Best practices to tune enhancement settings

How to go about tuning enhancement settings and get the most out of your Pixometry subscription. A few tips.


  • You will need a test set of images. 15 images is really the bare minimum. Avoid tuning settings to get the best result out of 2 or 3 images and then find out that it doesn’t work so well on the rest. The images should not be particularly good or bad but just representative of your production.

  • Use Inspector. Send all images to Inspector to easily see the result and compare with the original.

  • Use small steps. Pixometry settings are pretty sensitive, a change of 0.5 plus or minus can make a considerable difference

  • Change only one setting at a time.

  • If you drift to far from the default settings or from where you started without getting satisfactory results, you might need to take a few steps back and start anew, rather then continuing on this path.

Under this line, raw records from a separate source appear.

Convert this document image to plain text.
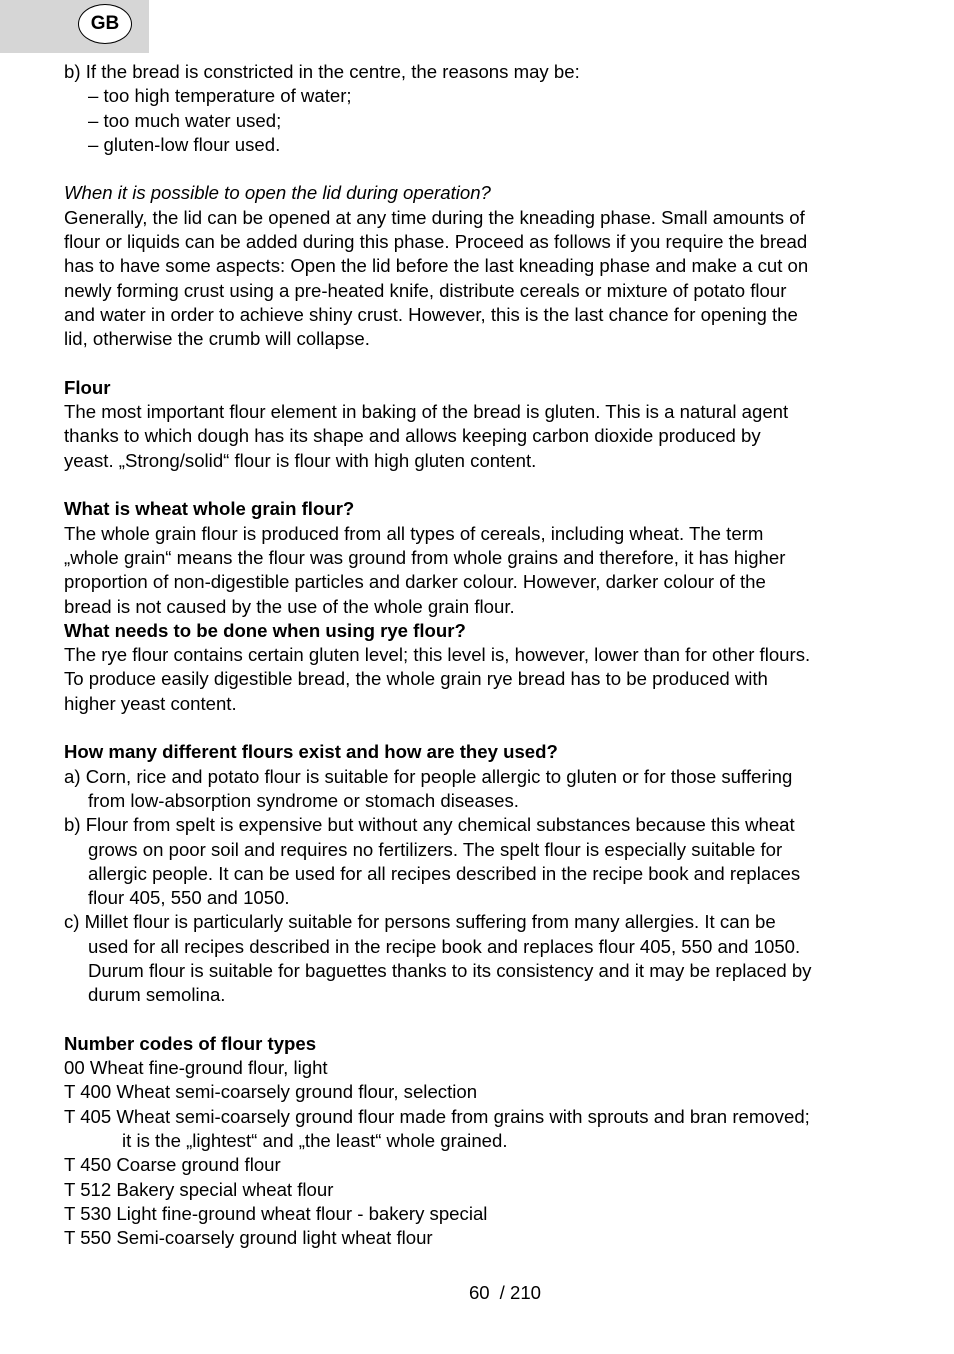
GB
b) If the bread is constricted in the centre, the reasons may be:
– too high temperature of water;
– too much water used;
– gluten-low flour used.
When it is possible to open the lid during operation?
Generally, the lid can be opened at any time during the kneading phase. Small amounts of
flour or liquids can be added during this phase. Proceed as follows if you require the bread
has to have some aspects: Open the lid before the last kneading phase and make a cut on
newly forming crust using a pre-heated knife, distribute cereals or mixture of potato flour
and water in order to achieve shiny crust. However, this is the last chance for opening the
lid, otherwise the crumb will collapse.
Flour
The most important flour element in baking of the bread is gluten. This is a natural agent
thanks to which dough has its shape and allows keeping carbon dioxide produced by
yeast. „Strong/solid“ flour is flour with high gluten content.
What is wheat whole grain flour?
The whole grain flour is produced from all types of cereals, including wheat. The term
„whole grain“ means the flour was ground from whole grains and therefore, it has higher
proportion of non-digestible particles and darker colour. However, darker colour of the
bread is not caused by the use of the whole grain flour.
What needs to be done when using rye flour?
The rye flour contains certain gluten level; this level is, however, lower than for other flours.
To produce easily digestible bread, the whole grain rye bread has to be produced with
higher yeast content.
How many different flours exist and how are they used?
a) Corn, rice and potato flour is suitable for people allergic to gluten or for those suffering
from low-absorption syndrome or stomach diseases.
b) Flour from spelt is expensive but without any chemical substances because this wheat
grows on poor soil and requires no fertilizers. The spelt flour is especially suitable for
allergic people. It can be used for all recipes described in the recipe book and replaces
flour 405, 550 and 1050.
c) Millet flour is particularly suitable for persons suffering from many allergies. It can be
used for all recipes described in the recipe book and replaces flour 405, 550 and 1050.
Durum flour is suitable for baguettes thanks to its consistency and it may be replaced by
durum semolina.
Number codes of flour types
00 Wheat fine-ground flour, light
T 400 Wheat semi-coarsely ground flour, selection
T 405 Wheat semi-coarsely ground flour made from grains with sprouts and bran removed;
it is the „lightest“ and „the least“ whole grained.
T 450 Coarse ground flour
T 512 Bakery special wheat flour
T 530 Light fine-ground wheat flour - bakery special
T 550 Semi-coarsely ground light wheat flour
60 / 210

  • If you want to compare with previously processed or manually processed images, use a file name prefix (see OUTPUT) to easily distinguish between various versions of images.

  • Setup a flow just for the testing. If you already use Pixometry in production, you can make a copy of the production channel, change the input folder and use that channel to tweak settings. When testing is done you can transfer the changes to the production channel.

  • Use a calibrated monitor and good viewing conditions. Would be sad to find out that after tweaking the settings the result looks great…but only on your monitor!

  • The same can be said for using correct Photoshop color settings. Set Pixometry to embed the output profile and accept embedded profiles in Photoshop is a good start. If you use Inspector, you need to consider whether you want to view the images in the working RGB colorspace in which they are enhanced or already converted to the output colorspace. See Workflow settings.